Un rendez-vous placé sous le signe de l’innovation urbaine
La septième édition du Florilège culturel s’est ouverte mardi à l’Académie du Royaume du Maroc, sous le thème Villes intelligentes durables et solutions digitales innovantes pour renforcer la résilience urbaine. Organisé par l’association Ribat Al Fath pour le développement durable, l’événement vise à analyser les cadres théoriques et pratiques des villes intelligentes, à explorer les solutions numériques émergentes et à mettre en dialogue les expériences marocaines et internationales.
L’objectif est clair : mieux comprendre les leviers capables d’améliorer la qualité de vie des citoyens, d’optimiser la gestion des ressources urbaines et de renforcer la résistance des territoires face aux crises climatiques, sociales et technologiques.
Une vision nationale guidée par la transition numérique
Dans un message lu en son nom, la ministre de l’Aménagement du territoire national, de l’Urbanisme, de l’Habitat et de la Politique de la ville, Fatima Ezzahra El Mansouri, a salué la Vision Royale qui oriente la transition numérique du Royaume. Selon elle, le Maroc avance progressivement vers des modèles urbains intelligents fondés sur les données ouvertes, la numérisation, les énergies propres et le développement de plateformes innovantes.
Elle a rappelé les chantiers engagés par son département : numérisation des procédures d’urbanisme, création de plateformes territoriales de données, promotion de l’efficacité énergétique dans le bâtiment et modernisation de l’éclairage public. Le ministère accompagne également les petites et moyennes villes dans l’adoption de modèles urbains innovants tout en préservant les pratiques traditionnelles en milieu rural.
Penser la ville autrement

Abdelkarim Bennani, président de l’Association Ribat Al Fath
Pour Abdelkarim Bennani, président de l’Association Ribat Al Fath, cette édition réaffirme l’engagement du Maroc en faveur d’un avenir urbain conciliant connaissance, durabilité, innovation et culture. Dans un monde en transformation accélérée, la ville doit être repensée comme un espace de vivre-ensemble et de créativité. Elle devient, selon lui, un miroir de notre capacité d’adaptation, sans renier l’identité ni la sensibilité collective.
Une vidéo institutionnelle, Maroc 2030 – Smart cities et résilience urbaine, a illustré les initiatives nationales en matière d’intégration technologique pour renforcer la durabilité des villes marocaines.
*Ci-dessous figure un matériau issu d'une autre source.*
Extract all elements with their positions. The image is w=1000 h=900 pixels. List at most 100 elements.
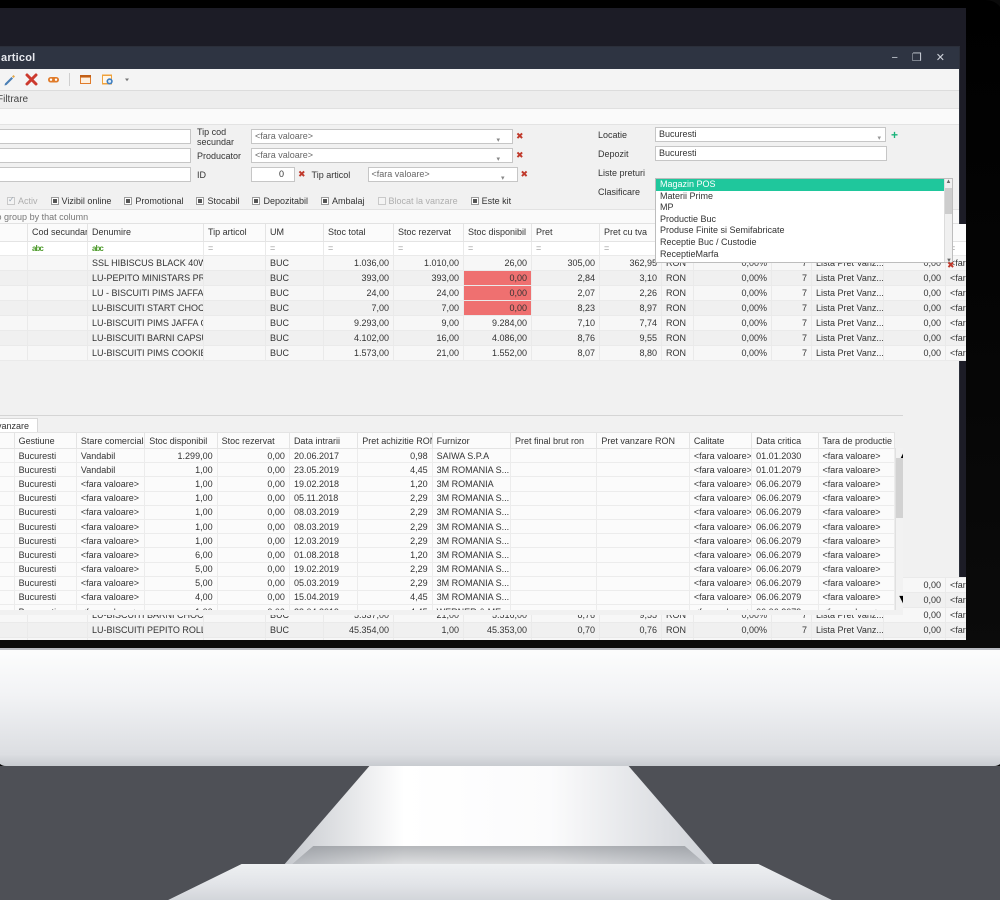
scroll-down-icon[interactable]: ▼: [896, 592, 903, 610]
table-row[interactable]: ⌐S205LU-BISCUITI PIMS JAFFA CAKE CI...BU…: [0, 314, 966, 331]
col-pret[interactable]: Pret: [531, 224, 600, 242]
table-row[interactable]: 06.06.2079--Bucuresti<fara valoare>5,000…: [0, 575, 895, 591]
table-row[interactable]: ⌐S217LU-BISCUITI PIMS COOKIES ALUN...BUC…: [0, 344, 966, 361]
col-um[interactable]: UM: [265, 224, 324, 242]
checkbox-este-kit[interactable]: Este kit: [470, 196, 511, 206]
combo-depozit[interactable]: Bucuresti: [655, 146, 887, 161]
search-text-input-1[interactable]: [0, 129, 191, 144]
col-tip-articol[interactable]: Tip articol: [203, 224, 266, 242]
col-stoc-disponibil[interactable]: Stoc disponibil: [463, 224, 532, 242]
scrollbar-thumb[interactable]: [945, 188, 952, 214]
table-row[interactable]: ⌐5088LU-BISCUITI START 4 CEREALE 3...BUC…: [0, 637, 966, 640]
combo-tip-articol[interactable]: <fara valoare> ▾: [367, 167, 518, 182]
maximize-button[interactable]: ❐: [912, 52, 922, 64]
col-pret-final-brut-ron[interactable]: Pret final brut ron: [509, 432, 598, 449]
col-calitate[interactable]: Calitate: [688, 432, 753, 449]
table-row[interactable]: ⌐S206LU-BISCUITI BARNI CAPSUNI FAM...BUC…: [0, 329, 966, 346]
search-text-input-3[interactable]: [0, 167, 191, 182]
col-data-critica[interactable]: Data critica: [751, 432, 819, 449]
tab-relatii-vanzare[interactable]: Relatii vanzare: [0, 418, 39, 432]
table-row[interactable]: 06.06.20792446624Bucuresti<fara valoare>…: [0, 476, 895, 492]
col-cod-secundar[interactable]: Cod secundar: [27, 224, 88, 242]
col-stare-comerciala[interactable]: Stare comerciala: [75, 432, 146, 449]
filter-cell-denumire[interactable]: abc: [87, 240, 204, 256]
detail-grid-scrollbar[interactable]: ▲ ▼: [895, 448, 903, 610]
toolbar: [0, 69, 959, 91]
col-furnizor[interactable]: Furnizor: [431, 432, 512, 449]
col-numar-lot[interactable]: Numar lot: [0, 432, 15, 449]
combo-tip-cod-secundar[interactable]: <fara valoare> ▾: [251, 129, 513, 144]
col-stoc-total[interactable]: Stoc total: [323, 224, 394, 242]
checkbox-vizibil-online[interactable]: Vizibil online: [50, 196, 111, 206]
export-window-icon[interactable]: [79, 73, 92, 86]
dropdown-item-receptiemarfa[interactable]: ReceptieMarfa: [656, 249, 952, 261]
filter-cell-pret-tva[interactable]: =: [599, 240, 662, 256]
col-cod[interactable]: Cod: [0, 224, 28, 242]
table-row[interactable]: 06.06.20792446927Bucuresti<fara valoare>…: [0, 547, 895, 563]
table-row[interactable]: 01.01.2030 2231879BucurestiVandabil1.299,…: [0, 447, 895, 464]
checkbox-blocat-la-vanzare[interactable]: Blocat la vanzare: [377, 196, 458, 206]
combo-producator[interactable]: <fara valoare> ▾: [251, 148, 513, 163]
dropdown-item-productie-buc[interactable]: Productie Buc: [656, 214, 952, 226]
table-row[interactable]: ⌐S226LU-BISCUITI PEPITO ROLL COCO...BUC4…: [0, 622, 966, 638]
edit-pencil-icon[interactable]: [3, 73, 16, 86]
checkbox-stocabil[interactable]: Stocabil: [196, 196, 239, 206]
col-pret-vanzare-ron[interactable]: Pret vanzare RON: [596, 432, 690, 449]
col-denumire[interactable]: Denumire: [87, 224, 204, 242]
add-locatie-button[interactable]: +: [891, 129, 898, 141]
table-row[interactable]: ⌐S0194LU - BISCUITI PIMS JAFFA CAKE O...…: [0, 284, 966, 301]
dropdown-arrow-icon[interactable]: [123, 73, 131, 86]
link-pill-icon[interactable]: [47, 73, 60, 86]
table-row[interactable]: ⌐S0115LU-PEPITO MINISTARS PROMO B...BUC3…: [0, 269, 966, 286]
col-gestiune[interactable]: Gestiune: [13, 432, 77, 449]
dropdown-item-materii-prime[interactable]: Materii Prime: [656, 191, 952, 203]
clear-tip-articol-button[interactable]: ✖: [521, 169, 529, 180]
refresh-search-icon[interactable]: [101, 73, 114, 86]
checkbox-activ[interactable]: Activ: [7, 195, 38, 206]
scroll-up-icon[interactable]: ▲: [945, 179, 952, 185]
filter-cell-cod-secundar[interactable]: abc: [27, 240, 88, 256]
table-row[interactable]: 06.06.2079--Bucuresti<fara valoare>1,000…: [0, 490, 895, 506]
filter-cell-cod[interactable]: abc: [0, 240, 28, 256]
table-row[interactable]: ⌐S204LU-BISCUITI START CHOCO FAMI...BUC7…: [0, 299, 966, 316]
table-row[interactable]: 01.01.2079 --BucurestiVandabil1,000,0023.…: [0, 462, 895, 478]
dropdown-item-magazin-pos[interactable]: Magazin POS: [656, 179, 952, 191]
table-row[interactable]: 06.06.2079--Bucuresti<fara valoare>1,000…: [0, 518, 895, 535]
clear-depozit-button[interactable]: ✖: [947, 260, 955, 271]
col-tara-de-productie[interactable]: Tara de productie: [817, 432, 895, 449]
combo-locatie[interactable]: Bucuresti ▾: [655, 127, 886, 142]
col-stoc-rezervat-detail[interactable]: Stoc rezervat: [216, 432, 290, 449]
search-text-input-2[interactable]: [0, 148, 191, 163]
table-row[interactable]: 06.06.2079--Bucuresti<fara valoare>5,000…: [0, 561, 895, 577]
delete-x-icon[interactable]: [25, 73, 38, 86]
clear-id-button[interactable]: ✖: [298, 169, 306, 180]
col-pret-cu-tva[interactable]: Pret cu tva: [599, 224, 662, 242]
col-stoc-rezervat[interactable]: Stoc rezervat: [393, 224, 464, 242]
filter-cell-tip[interactable]: =: [203, 240, 266, 256]
clear-producator-button[interactable]: ✖: [516, 150, 524, 161]
table-row[interactable]: 06.06.2079--Bucuresti<fara valoare>1,000…: [0, 604, 895, 610]
filter-cell-um[interactable]: =: [265, 240, 324, 256]
scrollbar-thumb[interactable]: [896, 458, 903, 518]
checkbox-depozitabil[interactable]: Depozitabil: [252, 196, 308, 206]
id-number-stepper[interactable]: 0: [251, 167, 295, 182]
checkbox-promotional[interactable]: Promotional: [124, 196, 183, 206]
table-row[interactable]: 06.06.2079--Bucuresti<fara valoare>4,000…: [0, 589, 895, 606]
col-stoc-disponibil-detail[interactable]: Stoc disponibil: [144, 432, 218, 449]
clear-tip-cod-secundar-button[interactable]: ✖: [516, 131, 524, 142]
dropdown-item-mp[interactable]: MP: [656, 202, 952, 214]
filter-cell-stoc-rez[interactable]: =: [393, 240, 464, 256]
filter-cell-stoc-total[interactable]: =: [323, 240, 394, 256]
col-pret-achizitie-ron[interactable]: Pret achizitie RON: [357, 432, 433, 449]
dropdown-item-produse-finite[interactable]: Produse Finite si Semifabricate: [656, 225, 952, 237]
table-row[interactable]: 06.06.2079--Bucuresti<fara valoare>1,000…: [0, 504, 895, 520]
col-data-intrarii[interactable]: Data intrarii: [288, 432, 359, 449]
filter-cell-pret[interactable]: =: [531, 240, 600, 256]
close-button[interactable]: ✕: [936, 52, 945, 64]
table-row[interactable]: 06.06.2079--Bucuresti<fara valoare>1,000…: [0, 533, 895, 549]
dropdown-item-receptie-buc-custodie[interactable]: Receptie Buc / Custodie: [656, 237, 952, 249]
dropdown-scrollbar[interactable]: ▲ ▼: [944, 179, 952, 262]
minimize-button[interactable]: −: [891, 52, 897, 64]
filter-cell-stoc-disp[interactable]: =: [463, 240, 532, 256]
checkbox-ambalaj[interactable]: Ambalaj: [321, 196, 365, 206]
Un espace d’idées, de débats et de création
Le Florilège culturel réunit experts marocains et étrangers, décideurs publics, acteurs associatifs, artistes et jeunes innovateurs. Conférences, tables rondes et assises scientifiques abordent les thèmes de l’intelligence numérique, de la résilience territoriale et de l’usage des données. Des ateliers thématiques, lectures, expositions et un hackathon consacré à IA et villes résilientes 2030 enrichissent le programme.
Plus qu’un simple événement, le Florilège se veut une plateforme multidimensionnelle où se croisent réflexion culturelle, politiques urbaines et technologies émergentes. Il met en lumière les défis et opportunités des villes intelligentes face aux pressions climatiques, démographiques et numériques.
Voici par ailleurs le discours d’ouverture de Abdelkrim Bennani
Un moment national marqué par la fierté et la reconnaissance
« Nous inaugurons aujourd’hui la septième édition de l’Iklil culturel, après des journées mémorables couronnées par une victoire éclatante : la reconnaissance internationale, par les Nations unies, des droits inaliénables du Maroc sur son unité territoriale. Un succès attribué à la politique sage, stratégique et clairvoyante d’un Roi qui a posé les fondations d’une nouvelle épopée nationale, bâtie sur l’unité et l’élévation du pays vers les plus hauts sommets de dignité et de fierté.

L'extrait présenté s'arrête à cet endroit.